If I expected her to lose the fight, it turns out I’m wrong. She spits at my feet, and—
Too far . Anger grips me like a vise. I glare at her and pull her forward by her wrists. My voice is cold. “Listen closely, Wildling. I don’t care if you like me. But if we’re going to work together, you need to trust me.”
She bares her teeth at me. “How am I supposed to trust you, if you haven’t even told me what you’re looking for?”

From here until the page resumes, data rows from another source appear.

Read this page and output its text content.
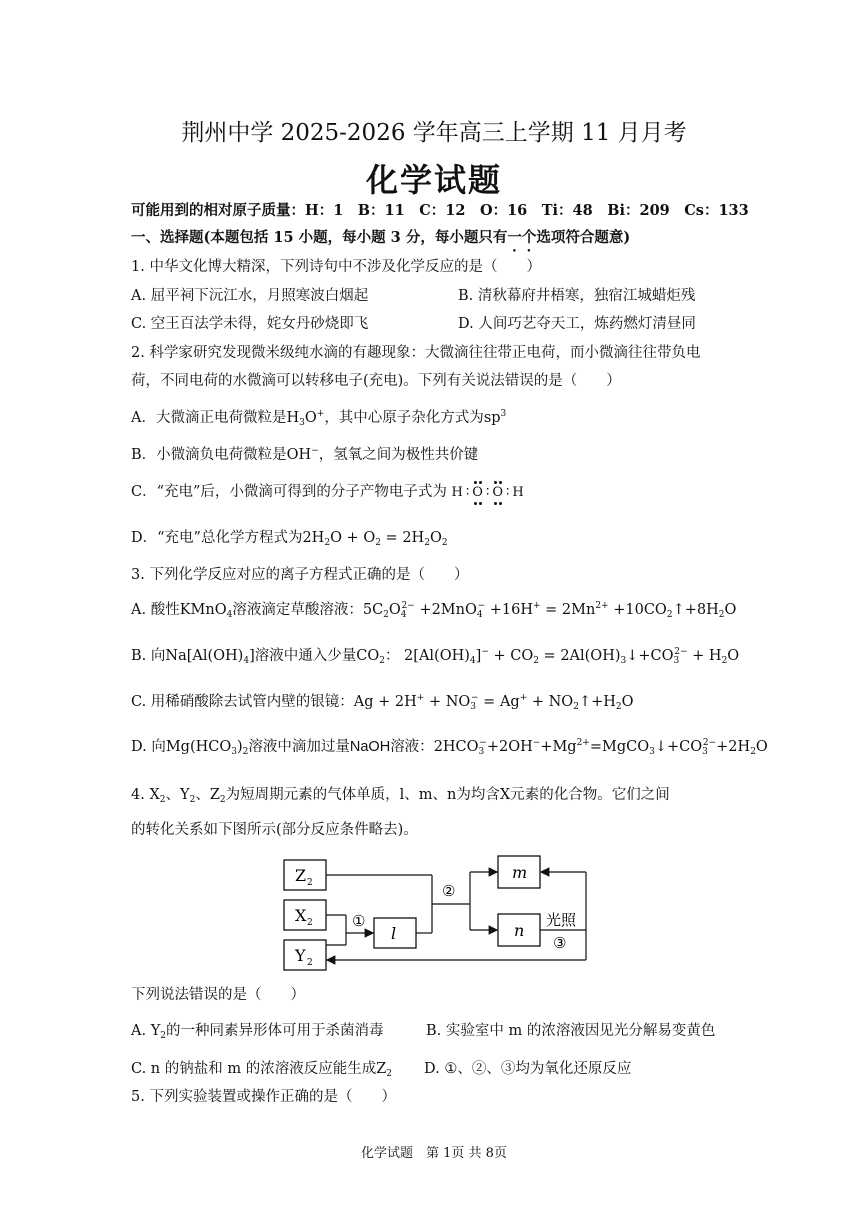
荆州中学 2025-2026 学年高三上学期 11 月月考
化学试题
可能用到的相对原子质量：H：1　B：11　C：12　O：16　Ti：48　Bi：209　Cs：133
一、选择题(本题包括 15 小题，每小题 3 分，每小题只有一个选项符合题意)
1. 中华文化博大精深，下列诗句中不涉及化学反应的是（　　）
A. 屈平祠下沅江水，月照寒波白烟起	B. 清秋幕府井梧寒，独宿江城蜡炬残
C. 空王百法学未得，姹女丹砂烧即飞	D. 人间巧艺夺天工，炼药燃灯清昼同
2. 科学家研究发现微米级纯水滴的有趣现象：大微滴往往带正电荷，而小微滴往往带负电
荷，不同电荷的水微滴可以转移电子(充电)。下列有关说法错误的是（　　）
A．大微滴正电荷微粒是$H_3O^+$，其中心原子杂化方式为$sp^3$
B．小微滴负电荷微粒是OH−，氢氧之间为极性共价键
C．“充电”后，小微滴可得到的分子产物电子式为 H ∶ O ∶ O ∶ H
D．“充电”总化学方程式为$2H_2O + O_2 = 2H_2O_2$
3. 下列化学反应对应的离子方程式正确的是（　　）
A. 酸性KMnO$_4$溶液滴定草酸溶液：$5C_2O_4^{2-} +2MnO_4^- +16H^+ = 2Mn^{2+}$ $+10CO_2↑+8H_2O$
B. 向$Na[Al(OH)_4]$溶液中通入少量$CO_2$： $2[Al(OH)_4]^- + CO_2$ = $2Al(OH)_3↓+CO_3^{2-} + H_2O$
C. 用稀硝酸除去试管内壁的银镜：$Ag + 2H^+ + NO_3^- = Ag^+$ + $NO_2↑+H_2O$
D. 向$Mg(HCO_3)_2$溶液中滴加过量NaOH溶液：$2HCO_3^-+2OH^-+Mg^{2+}=MgCO_3↓+CO_3^{2-}+2H_2O$
4. $X_2$、$Y_2$、$Z_2$为短周期元素的气体单质，l、m、n为均含X元素的化合物。它们之间
的转化关系如下图所示(部分反应条件略去)。
Z 2
X 2
Y 2
l
m
n
①
②
光照
③
下列说法错误的是（　　）
A. $Y_2$的一种同素异形体可用于杀菌消毒	B. 实验室中 m 的浓溶液因见光分解易变黄色
C. n 的钠盐和 m 的浓溶液反应能生成$Z_2$ D. ①、②、③均为氧化还原反应
5. 下列实验装置或操作正确的是（　　）
化学试题　第 1页 共 8页
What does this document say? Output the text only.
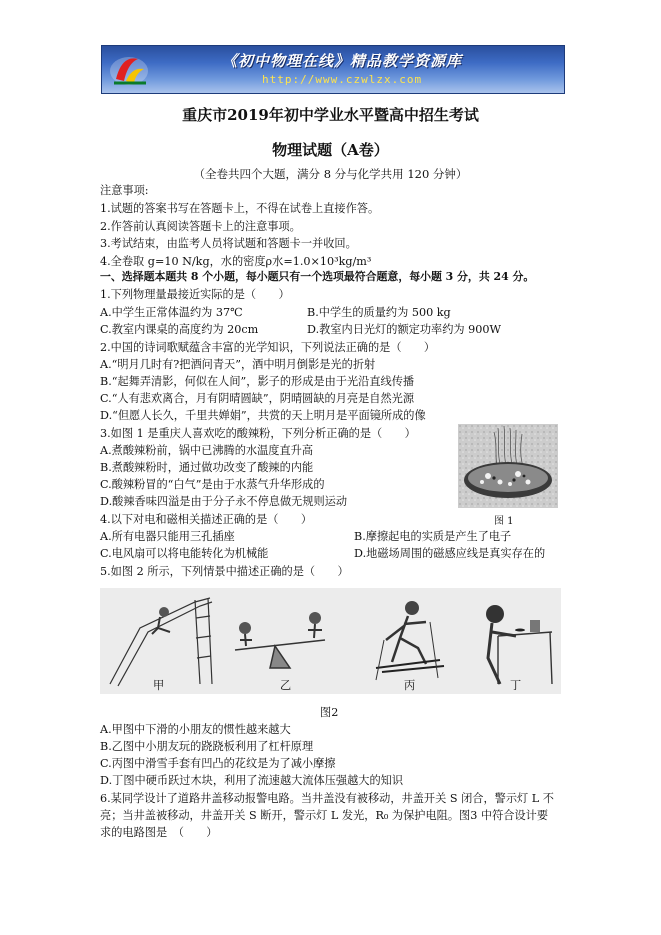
《初中物理在线》精品教学资源库
http://www.czwlzx.com
重庆市2019年初中学业水平暨高中招生考试
物理试题（A卷）
（全卷共四个大题，满分 8 分与化学共用 120 分钟）
注意事项:
1.试题的答案书写在答题卡上，不得在试卷上直接作答。
2.作答前认真阅读答题卡上的注意事项。
3.考试结束，由监考人员将试题和答题卡一并收回。
4.全卷取 g=10 N/kg，水的密度ρ水=1.0×10³kg/m³
一、选择题本题共 8 个小题，每小题只有一个选项最符合题意，每小题 3 分，共 24 分。
1.下列物理量最接近实际的是（　　）
A.中学生正常体温约为 37℃	B.中学生的质量约为 500 kg
C.教室内课桌的高度约为 20cm	D.教室内日光灯的额定功率约为 900W
2.中国的诗词歌赋蕴含丰富的光学知识，下列说法正确的是（　　）
A.“明月几时有?把酒问青天”，酒中明月倒影是光的折射
B.“起舞弄清影，何似在人间”，影子的形成是由于光沿直线传播
C.“人有悲欢离合，月有阴晴圆缺”，阴晴圆缺的月亮是自然光源
D.“但愿人长久，千里共婵娟”，共赏的天上明月是平面镜所成的像
3.如图 1 是重庆人喜欢吃的酸辣粉，下列分析正确的是（　　）
A.煮酸辣粉前，锅中已沸腾的水温度直升高
B.煮酸辣粉时，通过做功改变了酸辣的内能
C.酸辣粉冒的“白气”是由于水蒸气升华形成的
D.酸辣香味四溢是由于分子永不停息做无规则运动
图 1
4.以下对电和磁相关描述正确的是（　　）
A.所有电器只能用三孔插座	B.摩擦起电的实质是产生了电子
C.电风扇可以将电能转化为机械能	D.地磁场周围的磁感应线是真实存在的
5.如图 2 所示，下列情景中描述正确的是（　　）
甲	乙	丙	丁
图2
A.甲图中下滑的小朋友的惯性越来越大
B.乙图中小朋友玩的跷跷板利用了杠杆原理
C.丙图中滑雪手套有凹凸的花纹是为了减小摩擦
D.丁图中硬币跃过木块，利用了流速越大流体压强越大的知识
6.某同学设计了道路井盖移动报警电路。当井盖没有被移动，井盖开关 S 闭合，警示灯 L 不
亮；当井盖被移动，井盖开关 S 断开，警示灯 L 发光，R₀ 为保护电阻。图3 中符合设计要
求的电路图是　（　　）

Another moment where she makes me lose my train of thought completely.
Because she’s right.
First, about me being untrusting. I’ve learned from an early age that everyone around me is a liar.
She’s also right that I haven’t given her a chance to trust me in turn. I drop her hands. I’m not used to working with anyone this closely, on something this important. King is a lonely title. No one—not even the other Lightlark rulers—could understand the responsibility I have.
Trust is foolish. As king, it is also dangerous. Especially because this Wildling has given all signs that she is my enemy. It’s time to find out if she is, once and for all.
“Are you going to divulge what I tell you to Grim?”
Silence.
It almost tells me what I need to know, but I need to hear her say it. I need to hear her say the word.
“No,” she finally says.
I wait for the bite of bitterness, the poison of a lie.
It never comes.
Relief and confusion set in. This means my assumptions about her have been wrong. But if she isn’t working with Grim, why is he helping her? Why did he come here in the first place? What is her plan?
I know nothing. That much has become very clear. All I know is, that in this moment, Isla Crown is not lying to me.
So, I decide tell her the truth. “I’m looking for Lightlark’s heart.”
She blinks. “Its what?”
I tell her about it. I show her the oasis we have landed in, filled with plants from across the entire island. I watch as she studies each one, then tells me what living thing the heart is most likely tied to.
She knows a lot about plants. Her knowledge is impressive. Useful.
And even when she calls me a lunatic when I suggest we have to fly out of the cave, even when her nails dig into my skin and she screams into my ear as I lift her into the air, even as she mutters threats and curses into my skin, even as I leave her to walk alone—so damned frustrated —I don’t regret for a moment asking her to work with me. Not really.
And that, perhaps, is the most dangerous realization of all.